Another unusual manifestation for XLA was idiopathic thrombocytopenic purpura (ITP), identified in patient 3. This is a common putatively autoimmune phenomenon in other immune deficiency states such as CVID and autoimmune lymphoproliferative syndrome but not in XLA. Using the common assumption that ITP is caused by auto antibodies, it was a surprising occurrence in a patient who has difficulties producing any antibodies. This may suggest some residual ability in XLA patients to produce antibodies. In fact, a short time after starting replacement with IVIg the thrombocytopenia resolved, thus supporting the possibility of an underlying autoimmune mechanism.
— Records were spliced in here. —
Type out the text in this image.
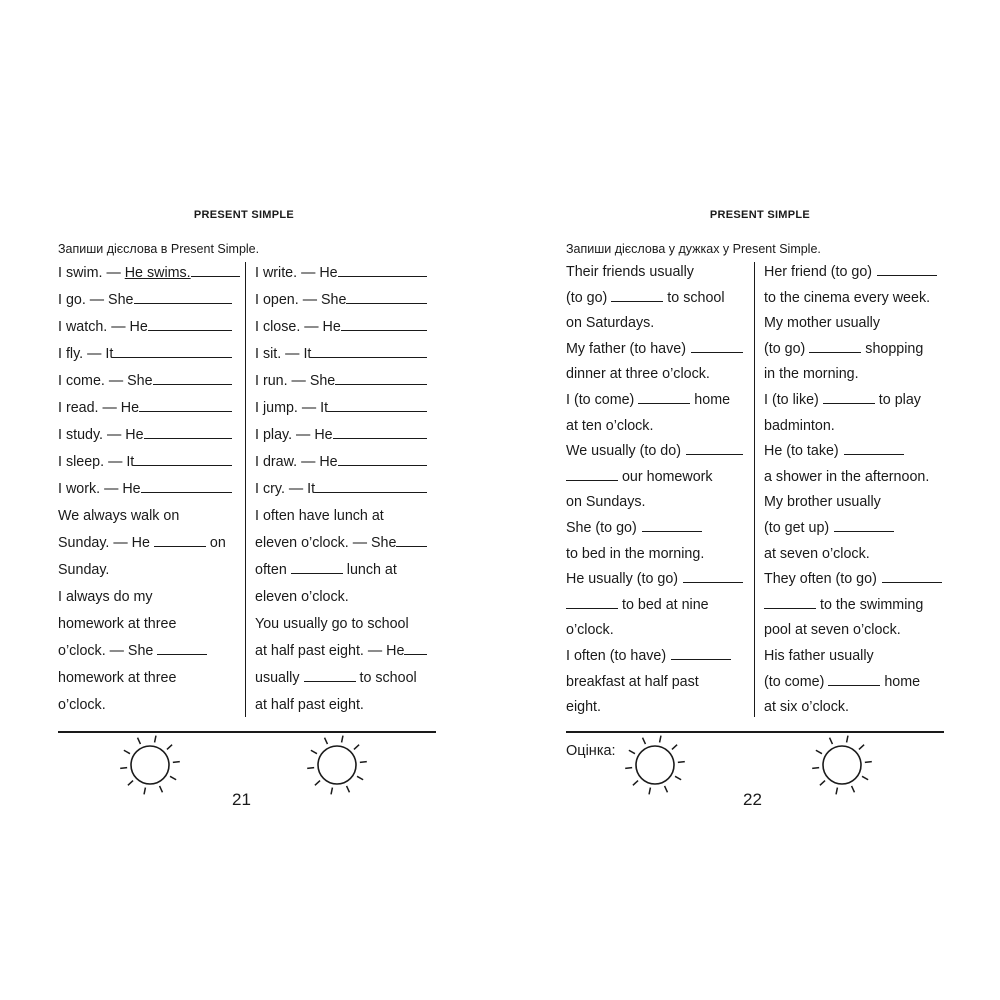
PRESENT SIMPLE
Запиши дієслова в Present Simple.
I swim. — He swims.
I go. — She
I watch. — He
I fly. — It
I come. — She
I read. — He
I study. — He
I sleep. — It
I work. — He
We always walk on
Sunday. — He	on
Sunday.
I always do my
homework at three
o’clock. — She
homework at three
o’clock.
I write. — He
I open. — She
I close. — He
I sit. — It
I run. — She
I jump. — It
I play. — He
I draw. — He
I cry. — It
I often have lunch at
eleven o’clock. — She
often	lunch at
eleven o’clock.
You usually go to school
at half past eight. — He
usually	to school
at half past eight.
21
PRESENT SIMPLE
Запиши дієслова у дужках у Present Simple.
Their friends usually
(to go)	to school
on Saturdays.
My father (to have)
dinner at three o’clock.
I (to come)	home
at ten o’clock.
We usually (to do)
our homework
on Sundays.
She (to go)
to bed in the morning.
He usually (to go)
to bed at nine
o’clock.
I often (to have)
breakfast at half past
eight.
Her friend (to go)
to the cinema every week.
My mother usually
(to go)	shopping
in the morning.
I (to like)	to play
badminton.
He (to take)
a shower in the afternoon.
My brother usually
(to get up)
at seven o’clock.
They often (to go)
to the swimming
pool at seven o’clock.
His father usually
(to come)	home
at six o’clock.
Оцінка:
22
Finally, patient 4 had a prolonged course of Crohn's-like inflammatory bowel disease or infantile colitis with a prominent feature of protein-losing enteropathy. The bowel lesion was limited to a jejunal segment that upon resection led to complete resolution of all symptoms. Although the findings from the biopsies were showing inflammation, they were not of the granulomatous type and were thus incompatible with classic Crohn's disease. Chronic noninfectious inflammatory bowel disease manifesting as small intestine irregularities and strictures have been previously described in a few patients with XLA (
Abramowsky and Sorensen 1988;
Washington et al. 1996). With the recent discovery of several monogenic disorders such as FOXP3, IL-10, and IL-10R leading to infantile colitis, it is important to remember that XLA may present in a similar manner during infancy.
In this group of patients we saw manifestations that are atypical to XLA, in particular autoimmune phenomenon that are not known to be common in XLA patients.
Previous studies (
López-Granados et al. 2005;
Broides et al. 2006) suggested that a milder presentation may be related to missense mutations. In our group of patients we observed mutations in all regions of the gene with both missense and nonsense mutations. Despite having a nonsense mutation, patient 3 had a relatively mild course including a rash and later ITP. The small number of patients in this group precludes accurate statistical analysis, but it supports the previous notion of no clear genotype–phenotype correlation in XLA patients.
In summary, these 4 patients with novel mutations had a variety of unique inflammatory and autoimmune clinical manifestations that should alert physicians and immunologists to the possibility of XLA in similar cases.